All together now

GSU undergraduate Patrick Sharp, founder of the new White Student Union
GSU undergraduate Patrick Sharp, founder of the new White Student Union on campus

When I read on Thursday that a Georgia State University student had formed a white “pride organization” on campus, my knee jerked in about the way you’d expect. I assumed that some young cracker was showing his racist ass. A future David Duke, maybe.

The idea, the very idea, that light-skinned people might openly, collectively, in any kind of organized fashion, assemble for the express purpose of self-identifying as light-skinned people … why, that’s just … just … no crazier on the face of it than people of any other skin color doing exactly the same thing.

Is it possible, I wondered, that young Master Sharp isn’t making the point that 99.9% of the reporters, pundits, bloggers and tweeters think he’s making?

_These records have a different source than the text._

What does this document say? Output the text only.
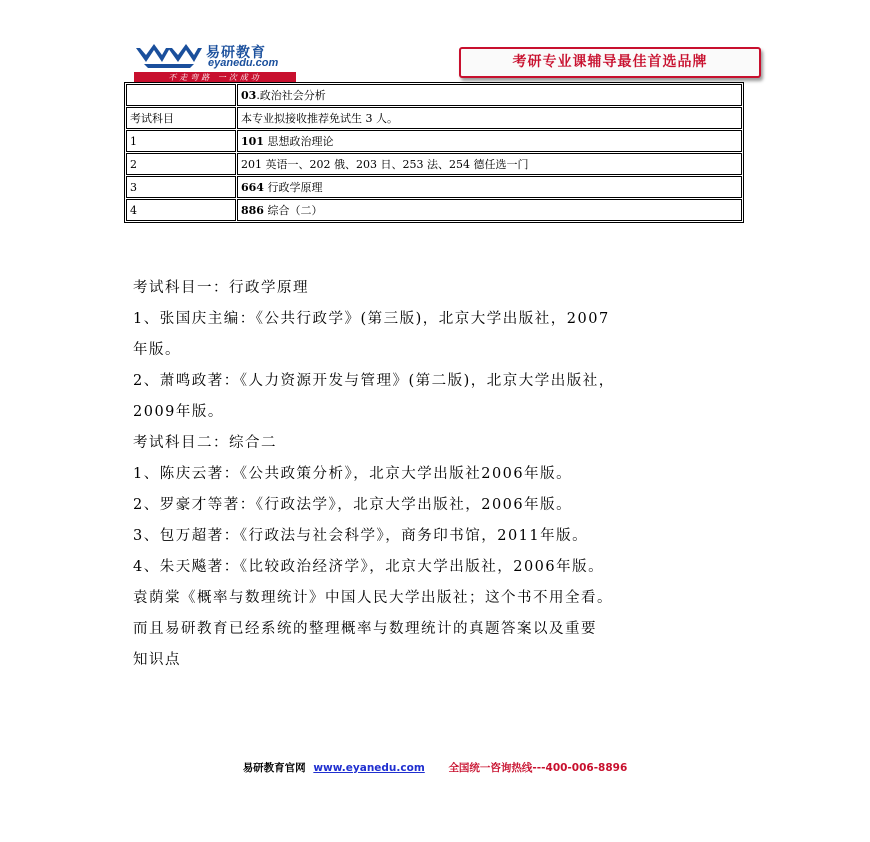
易研教育
eyanedu.com
不走弯路 一次成功
考研专业课辅导最佳首选品牌
	03.政治社会分析
考试科目	本专业拟接收推荐免试生 3 人。
1	101 思想政治理论
2	201 英语一、202 俄、203 日、253 法、254 德任选一门
3	664 行政学原理
4	886 综合（二）
考试科目一：行政学原理
1、张国庆主编：《公共行政学》(第三版)，北京大学出版社，2007
年版。
2、萧鸣政著：《人力资源开发与管理》(第二版)，北京大学出版社，
2009年版。
考试科目二：综合二
1、陈庆云著：《公共政策分析》，北京大学出版社2006年版。
2、罗豪才等著：《行政法学》，北京大学出版社，2006年版。
3、包万超著：《行政法与社会科学》，商务印书馆，2011年版。
4、朱天飚著：《比较政治经济学》，北京大学出版社，2006年版。
袁荫棠《概率与数理统计》中国人民大学出版社；这个书不用全看。
而且易研教育已经系统的整理概率与数理统计的真题答案以及重要
知识点
易研教育官网 www.eyanedu.com 全国统一咨询热线---400-006-8896
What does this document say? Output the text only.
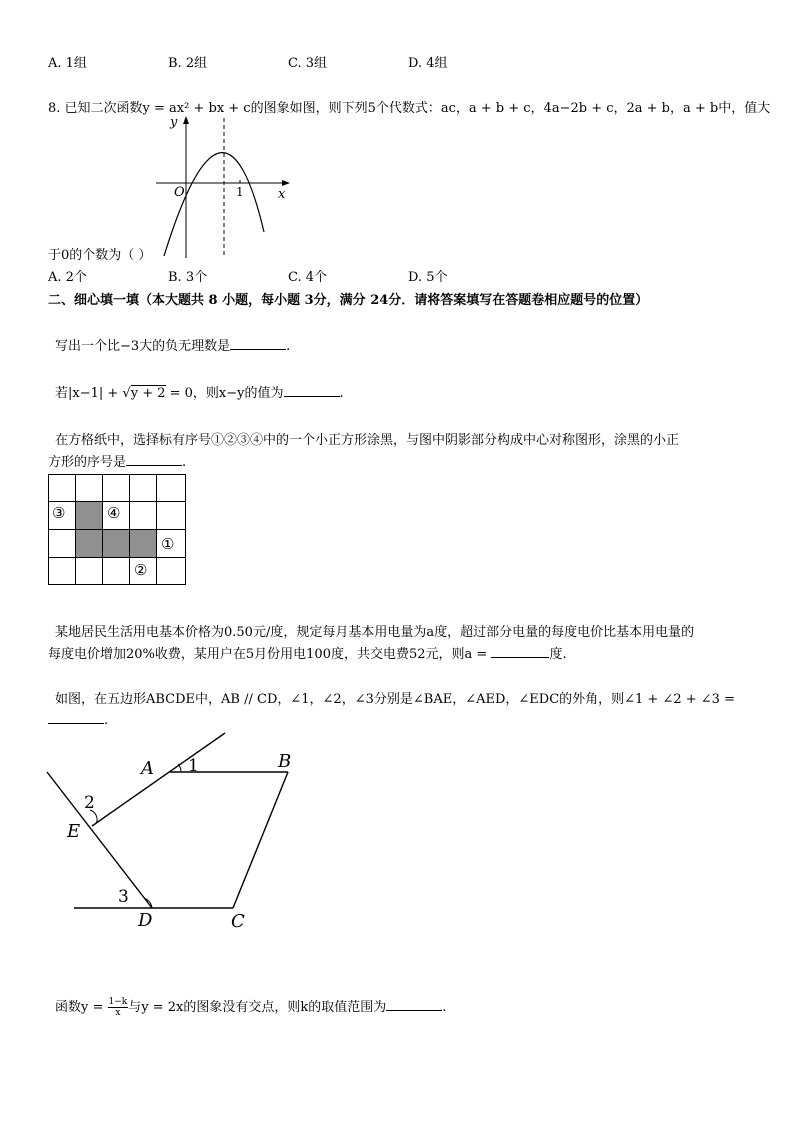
A. 1组	B. 2组	C. 3组	D. 4组
8. 已知二次函数y = ax² + bx + c的图象如图，则下列5个代数式：ac，a + b + c，4a−2b + c，2a + b，a + b中，值大
y
x
O	1
于0的个数为（ ）
A. 2个	B. 3个	C. 4个	D. 5个
二、细心填一填（本大题共 8 小题，每小题 3分，满分 24分．请将答案填写在答题卷相应题号的位置）
写出一个比−3大的负无理数是	.
若|x−1| + √y + 2 = 0，则x−y的值为	.
在方格纸中，选择标有序号①②③④中的一个小正方形涂黑，与图中阴影部分构成中心对称图形，涂黑的小正
方形的序号是	.
③	④
①
②
某地居民生活用电基本价格为0.50元/度，规定每月基本用电量为a度，超过部分电量的每度电价比基本用电量的
每度电价增加20%收费，某用户在5月份用电100度，共交电费52元，则a =	度.
如图，在五边形ABCDE中，AB // CD，∠1，∠2，∠3分别是∠BAE，∠AED，∠EDC的外角，则∠1 + ∠2 + ∠3 =
.
A	B
C
D
E
1
2
3
函数$y = \frac{1-k}{x}$ 与y = 2x的图象没有交点，则k的取值范围为	.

Is it possible that his only crime is making himself forever unemployable anywhere but his hometown feed and seed store?

Here’s from an entry I posted two years ago …

What say we pull both terms (“black” and “white”) down from their wink-wink-nudge-nudge “heritage not hate” places of honor and declare a moratorium on all glorifications of race? What say we stop pretending that it’s okay for people of Nigerian descent to shout “black pride,” but not okay for people of Austrian descent to shout “white pride”? Both are divisive and hypocritical.

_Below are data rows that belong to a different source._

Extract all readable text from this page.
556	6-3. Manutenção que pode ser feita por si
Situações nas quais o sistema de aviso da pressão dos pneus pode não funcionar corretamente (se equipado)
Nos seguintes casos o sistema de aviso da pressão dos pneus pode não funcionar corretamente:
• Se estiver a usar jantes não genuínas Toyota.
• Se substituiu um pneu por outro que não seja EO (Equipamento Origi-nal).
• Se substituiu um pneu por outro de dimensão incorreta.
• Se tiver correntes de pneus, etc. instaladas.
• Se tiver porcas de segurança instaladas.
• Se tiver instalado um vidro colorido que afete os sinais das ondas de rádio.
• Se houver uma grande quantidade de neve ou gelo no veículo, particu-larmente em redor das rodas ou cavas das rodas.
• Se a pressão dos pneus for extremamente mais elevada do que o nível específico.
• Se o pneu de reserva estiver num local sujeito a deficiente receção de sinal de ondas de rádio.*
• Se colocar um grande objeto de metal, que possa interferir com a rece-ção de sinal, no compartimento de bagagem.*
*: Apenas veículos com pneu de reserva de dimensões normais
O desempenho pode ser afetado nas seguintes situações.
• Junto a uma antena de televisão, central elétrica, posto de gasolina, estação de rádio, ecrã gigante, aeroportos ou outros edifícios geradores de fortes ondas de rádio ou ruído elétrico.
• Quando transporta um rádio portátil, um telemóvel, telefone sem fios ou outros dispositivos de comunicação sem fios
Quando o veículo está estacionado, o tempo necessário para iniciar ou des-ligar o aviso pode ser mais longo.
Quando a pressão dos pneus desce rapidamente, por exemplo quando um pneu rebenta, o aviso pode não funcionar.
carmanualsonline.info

Could that be what Sharp is saying?

Maybe, maybe not.

He appears to have ties to something called the Traditionalist Youth Network, whose mission statement includes the following: We embrace ethnic minorities on their terms, validating, celebrating, and strengthening those bonds between people who share a tribe and tradition. Perhaps our most controversial position is our encouragement of members to court and marry partners who share a tribe and tradition.

Okay, okay, I know, but hold on. What if I were to tell you that the Traditionalist Youth Network is a Native American Indian group? It isn’t, but what if? How would the mission statement sound then?

Thing is, I’m with you. Right there with you. In my mind, the words “black pride” conjure Maya Angelou, Bill Cosby, Nelson Mandela and Martin Luther King. The words “white pride” conjure redneck doomsday preppers standing in line for tickets to a caged wrestling event.

In fact, any kind of pride but white pride sounds at least potentially wholesome, doesn’t it? Even Jihadist pride sounds better. And euphemisms make no difference. Call it Aryan, Northern European, Anglo Saxon … matters not. A Bubba by any other name will smell as foul. What was it that Obama said about “lipstick on a pig”?

I just wish that Patrick Sharp, instead of ties to the Traditionalist Youth Network, had ties to Habitat for Humanity or were going steady with a black girl or something to indicate that he’s more a well-meaning agent provocateur than Klansman-in-waiting.

Then maybe we could disengage the automatic pilot for long enough to have an actual conversation, instead of a call and response.